I didn’t really ever feel like I fit in anywhere. I studied theatre but have an insane fear of auditioning, and would much rather have done all the book work than gotten out on a stage in front of people. My husband and most of our friends work in tech, so they’re pretty cool and we’re into a lot of the same things, but for totally different reasons: I fall asleep during battle sequences and live for cut scenes… they’re the opposite. As a teacher I couldn’t go along with the standards because they drove me crazy since I felt like they just made me skipped over all the details and intricacies. I love my friends but whenever “relationship” or “love” stuff comes up I just about break out into hives or I start to try and make sense of it all by rationalizing it (turns out trying to rationalize The Notebook is not a good way to bond).

It felt like wherever I went I was like Ron Weasley in the Muggle world: kind of able to blend in but sure to quickly do something outrageous to show my true colors (and then end up crying and/or having someone yell at me).

I wanted my theatre friends to see how brilliant Life is strange was, and wanted my nerd friends to see how incredibly interesting Spring Awakening was. I have yet to have such luck.

And then two things happened within basically 24 hours of each other.

I went to a directing internship interview and within 5 minutes had the person interviewing say to me: “you really like figuring out the puzzle pieces of plays, don’t you? (I nodded) Then you don’t really want to be a director, you want to be a dramaturg”. I protested! I was sure I knew what I wanted in life! He simply asked me to just think about it and if I didn’t want a dramaturgy internship to let him know.

I spent the next day hemming and hawing over it while re-watching the end of Game of Thrones season 3 (for maybe the 10th time) in preparation for Season 4 beginning the next day. And then all of a sudden it all hit me- OH MY GOSH!! ALL GAME OF THRONES IS IS A GIANT EXERCISE IN EXPERT DRAMATURGY, NO WONDER I’M OBSESSED.  And the next thought I had was, OMG lots of people I know actually watch this show, but don’t really watch it- well, ok they watch it but they don’t search for the pieces of the puzzle like GRRM intended- maybe I should write a blog. I love this stuff, and the times I talk to people that love it like I do, I don’t feel like Ron about to do something stupid, I feel like Ron the moment he met Harry and instantly felt at home (and I usually have to hold myself back from saying “will you be my best friend?!”).

Obviously, GOT Season 4 happened a while ago… it’s just taken me this long to actually finally work up the courage to do it.
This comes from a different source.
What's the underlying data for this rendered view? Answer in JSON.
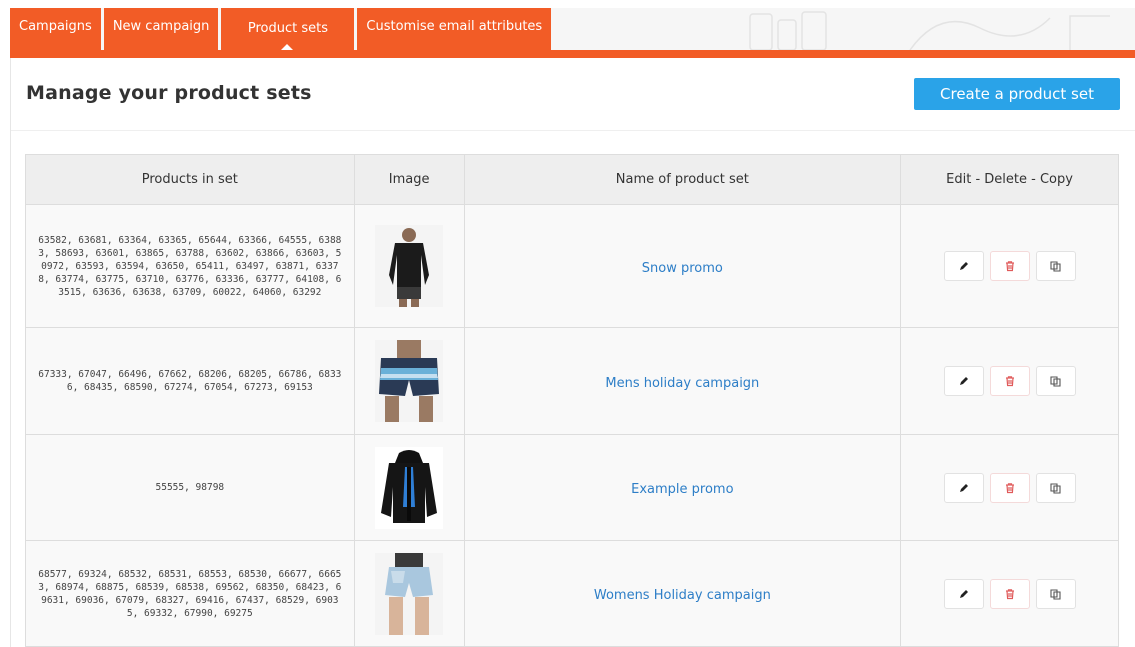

So just as much as Ron needs Hermoine to help him figure out how to fit in the Muggle world, Hermione needs Ron just as much to stop and take in the awe of what’s around them. And while this analogy isn’t perfect- I really should have used Newt Scamander and Jacob Kowalski- it’s what I hope to do with this blog. I hope to open up the magic and intrigue hidden within our everyday lives. I hope to demystify “nerd culture”- mostly because I think we should stop silo-ing everything all the time. I don’t believe that TV and Movies are just here for entertainments sake. They’re here to teach us, to challenge us, and to inspire us.  I think we can learn more about humans and society, where we are and where we’re going if we look at fantasy/sci-fi/other pop culture . Game of Thrones is about way more than boobs and blood and battles (if you think that’s all, you haven’t been paying attention). The Marvel Universe is- or at least was- about way more than spaceships and superpowers and supped up gadgets. If anything, I hope to find ways to even the playing field so everyone- “nerd” or the coolest of the cool- feels welcome. So that everyone can see the fascinating hidden opportunities pop culture has to teach us more about ourselves and our world.

If anything, hopefully this blog can be a Muggle’s guide the Nerd World.

Until next time,



P.S. woah, that guy at the internship interview was right… that dramaturgy internship was one of the best things I’ve done for my career- thanks Intiman and Andrew!